Other pressures also work to aid the unionist agenda. A return to violence would threaten Sinn Fein's electoral gains and damage its political credibility sufficiently to lose Dublin's sympathy, London's receptivity and Washington's good offices, all of which have been essential to legitimizing Irish republicanism in Northern Ireland. Meanwhile, September 11 has increased Tony Blair's and the unionists' leverage against the IRA. Clearly, political pressures from both the British Conservative Party and the United States make it easier for Blair to be tough on terrorists of any variety. Given Washington's new hypersensitivity to terrorism, its relative lack of interest in a strategically unimportant conflict, and its need to focus counterterrorism efforts principally on radical Muslim groups, the Bush Administration will expect Blair to keep his house in good counterterrorist order.

Further, the terrorist attacks on U.S. territory will probably discourage the IRA from returning to violence in deference to new sensitivities among Irish-American supporters (who are disproportionately represented in New York's fire and police departments, which lost hundreds in the World Trade Center) as well as the U.S. government. Such considerations could well limit the degree and frequency of Real IRA and dissident loyalist operations--at least for a while.

But whether even all this will produce an IRA renunciation of terrorism and a clear declaration that the war is over remains to be seen. Most likely not. On St. Patrick's Day 2002, the Police Service of Northern Ireland's Special Branch headquarters in East Belfast was broken into and sensitive intelligence files were stolen, including those concerning informants against the IRA. Security forces are confident that the Provisional IRA was involved. Then, in April, police uncovered a "hit list" of senior British and Northern Irish officials in West Belfast. Also in that month, Russian security services informed British military intelligence that the Provisionals had purchased at least twenty sophisticated an-94 armor-piercing assault rifles from Russian sources in the autumn of 2001. These developments strongly suggest that the IRA's non-violent path remains merely tactical rather than strategic. The last revelation further demonstrates the intentional operational emptiness of the decommissioning gestures: as the IRA puts old weapons "beyond use", they are simply replaced with newer and more effective ones.

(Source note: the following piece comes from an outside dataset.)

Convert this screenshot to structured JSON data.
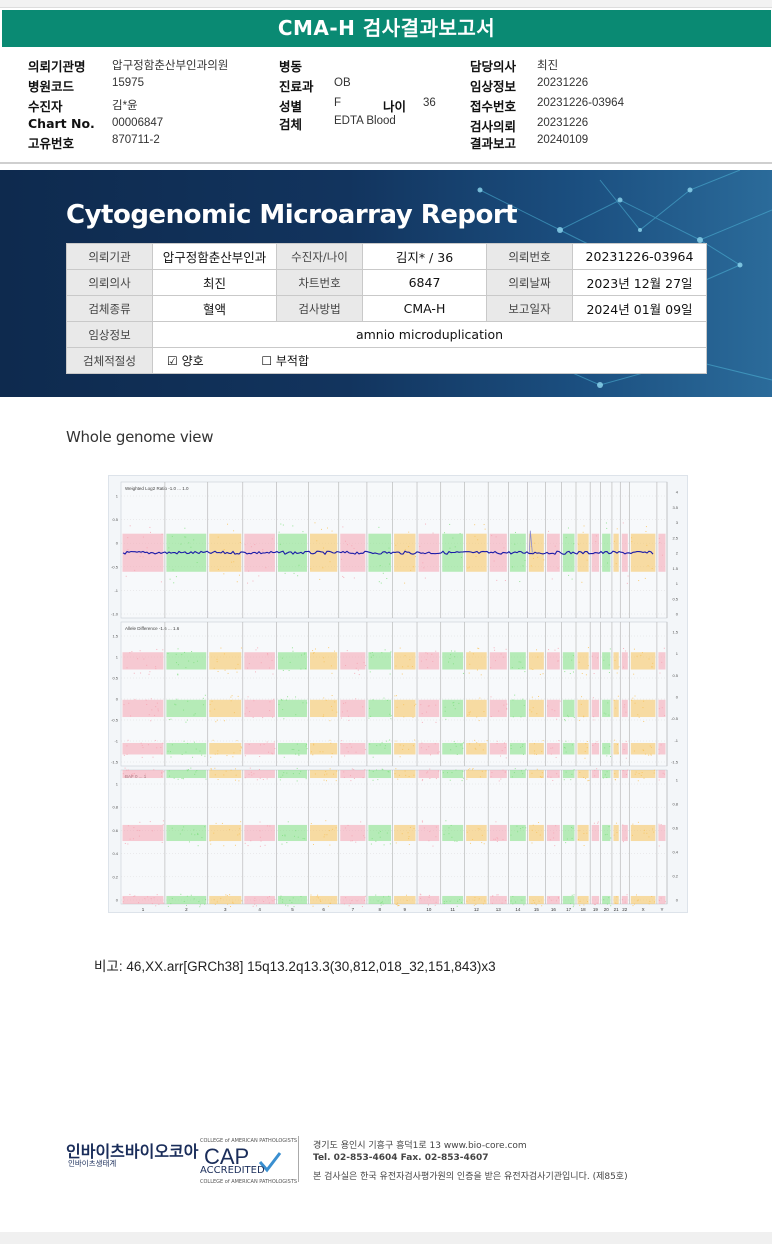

Indeed, the appearance of reasonableness that the IRA has enjoyed in the British-Irish context--facilitated by Blair's see-no-evil approach--has emboldened it to undertake provocative relationships elsewhere that directly contravene American policies. Re-inforcing this Cold War habit was the replacement of a republican-friendly Bill Clinton by an uninterested George W. Bush and the September 11 attacks. First, in August 2001, three IRA men were arrested in Colombia. Then, in December, Adams went on an official four-day visit to Cuba, where he met Fidel Castro and criticized U.S. Cuba policy. In April 2002, a report to Congress by the State Department's Office of Counterterrorism substantiated suspicions that up to 15 Provisional IRA men had joined Iranian, Cuban and possibly Basque terrorists in Colombia between 1998 and 2001, and trained the FARC in urban terror techniques, including the use of secondary explosives and homemade mortars--both IRA innovations. Credible inferences arose in early and mid-2002 that the IRA had trained Palestinian snipers and taught Palestinian terrorists how to make booby-trap bombs that have since been used against Israeli soldiers. Finally, Gerry Adams in April refused to testify before a Congressional committee about the three alleged IRA men arrested in Colombia on the grounds that he might prejudice their trial--a position that managed to both intimate IRA involvement and deprecate U.S. security worries. What emerges is a picture of a republican leadership considerably less able to rally the international forces that served it so well in the 1990s, and more concerned about re-establishing its revolutionary credentials with its hard-line constituency at home.